© JUNGE FREIHEIT Verlag GmbH & Co. KG www.jungefreiheit.de 17/21 / 23. April 2021

Wie die Künste der „Kultur der Einschränkungen“ zuarbeiten
Das dritte Immunsystem der Gesellschaft
(wm)

Das Robert-Koch-Institut verkündet dieser Tage, daß das Coronavirus nicht mehr auszurotten sei und die Menschheit allen Massenimpfungen zum Trotz für unabsehbare Zeiten damit leben müsse.

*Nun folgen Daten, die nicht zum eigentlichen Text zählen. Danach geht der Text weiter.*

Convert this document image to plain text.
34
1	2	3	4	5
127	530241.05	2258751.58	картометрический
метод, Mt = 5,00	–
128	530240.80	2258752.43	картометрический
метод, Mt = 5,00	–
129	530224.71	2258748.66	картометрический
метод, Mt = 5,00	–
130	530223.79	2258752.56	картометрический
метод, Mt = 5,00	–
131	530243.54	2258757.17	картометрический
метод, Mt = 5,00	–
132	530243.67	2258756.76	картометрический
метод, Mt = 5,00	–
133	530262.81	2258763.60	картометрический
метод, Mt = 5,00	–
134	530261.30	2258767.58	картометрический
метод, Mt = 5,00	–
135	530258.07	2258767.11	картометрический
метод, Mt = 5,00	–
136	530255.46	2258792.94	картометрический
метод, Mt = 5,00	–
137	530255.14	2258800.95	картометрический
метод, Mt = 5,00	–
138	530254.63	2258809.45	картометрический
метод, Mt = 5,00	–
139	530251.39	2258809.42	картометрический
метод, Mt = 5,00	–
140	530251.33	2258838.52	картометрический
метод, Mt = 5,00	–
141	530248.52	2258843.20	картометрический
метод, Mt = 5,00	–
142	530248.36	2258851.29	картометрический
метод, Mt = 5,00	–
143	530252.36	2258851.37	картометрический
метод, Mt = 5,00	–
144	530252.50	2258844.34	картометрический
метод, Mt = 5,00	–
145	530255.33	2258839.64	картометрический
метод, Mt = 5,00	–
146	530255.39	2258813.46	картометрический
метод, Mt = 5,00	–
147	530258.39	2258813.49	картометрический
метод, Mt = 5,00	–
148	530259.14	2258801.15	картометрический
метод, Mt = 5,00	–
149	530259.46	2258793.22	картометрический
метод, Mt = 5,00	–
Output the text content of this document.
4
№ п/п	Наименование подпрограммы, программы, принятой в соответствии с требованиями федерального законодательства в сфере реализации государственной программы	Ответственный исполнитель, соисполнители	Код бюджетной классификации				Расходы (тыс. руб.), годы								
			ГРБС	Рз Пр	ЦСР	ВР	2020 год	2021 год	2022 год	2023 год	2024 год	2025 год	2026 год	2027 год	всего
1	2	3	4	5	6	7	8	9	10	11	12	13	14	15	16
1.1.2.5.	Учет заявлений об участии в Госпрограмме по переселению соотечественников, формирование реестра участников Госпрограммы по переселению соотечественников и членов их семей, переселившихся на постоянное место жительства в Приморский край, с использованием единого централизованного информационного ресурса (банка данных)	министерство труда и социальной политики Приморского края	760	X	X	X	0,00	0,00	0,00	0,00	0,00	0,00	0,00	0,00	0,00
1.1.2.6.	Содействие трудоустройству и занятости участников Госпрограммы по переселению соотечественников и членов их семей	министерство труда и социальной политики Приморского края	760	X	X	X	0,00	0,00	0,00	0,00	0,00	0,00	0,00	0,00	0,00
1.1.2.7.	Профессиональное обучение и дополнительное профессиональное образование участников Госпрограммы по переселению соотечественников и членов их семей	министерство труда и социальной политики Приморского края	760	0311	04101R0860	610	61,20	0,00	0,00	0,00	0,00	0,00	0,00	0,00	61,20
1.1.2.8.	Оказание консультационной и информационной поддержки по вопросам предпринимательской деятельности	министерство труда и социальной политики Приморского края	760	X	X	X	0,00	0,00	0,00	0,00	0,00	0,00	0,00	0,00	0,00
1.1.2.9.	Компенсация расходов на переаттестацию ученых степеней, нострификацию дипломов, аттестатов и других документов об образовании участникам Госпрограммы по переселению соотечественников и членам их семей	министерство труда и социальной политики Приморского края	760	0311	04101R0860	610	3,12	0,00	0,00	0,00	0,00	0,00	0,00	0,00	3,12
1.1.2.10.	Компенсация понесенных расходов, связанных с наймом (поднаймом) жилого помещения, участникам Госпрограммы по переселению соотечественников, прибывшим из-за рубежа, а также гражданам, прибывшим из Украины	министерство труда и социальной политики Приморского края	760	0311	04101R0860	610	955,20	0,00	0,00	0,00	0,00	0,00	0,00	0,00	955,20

Was das für eine „neue Kultur des geselligen Umgangs“, eine „Kultur des Umgangs mit Einschränkungen“, zu bedeuten hätte, versucht Dirk Baecker in einem Beitrag für die Zeitschrift der Bundeszentrale für politische Bildung zu ergründen (Aus Politik und Zeitgeschichte, 13-15/2021). Der Soziologie-Professor der Universität Witten/Herdecke mit der wunderlichen Lehrstuhlkombination „Kulturtheorie und Management“ bemüht dafür zwar von Durkheim bis Luhmann einschlägige Säulenheilige seines Faches, entlockt diesen Klassikern aber keine krisentauglichen Rezepte und weiß daher nicht recht, wie „die Künste“, Literatur, Musik, Malerei, Tanz, Theater, Kino, als neben dem Rechtssystem und der Protestkultur „drittes Immunsystem der Gesellschaft“, auf Erschütterungen eingeschliffener Gewohnheiten durch die Pandemie reagieren sollen. Mit den Regelungen des Ausnahmezustands sei jedenfalls das von „Begegnung und Berührung lebende Kerngeschäft“ des Kulturbetriebs schwer getroffen. Vor allem außerhalb institutioneller Verankerungen vermeintlich „frei“ arbeitende Künstler stellen Auftragsausfälle oft vis à vis de rien. Reichlich abwegig erscheint es daher, daß ihnen wie der gesamten Kulturszene die von Baecker angeratene Rückbesinnung auf das 68er-Weltbild weiterhelfen könnte, wonach die Künste einen primär gesellschaftskritischen Auftrag zu erfüllen hätten, indem sie unentwegt „Konventionen“ aufbrechen.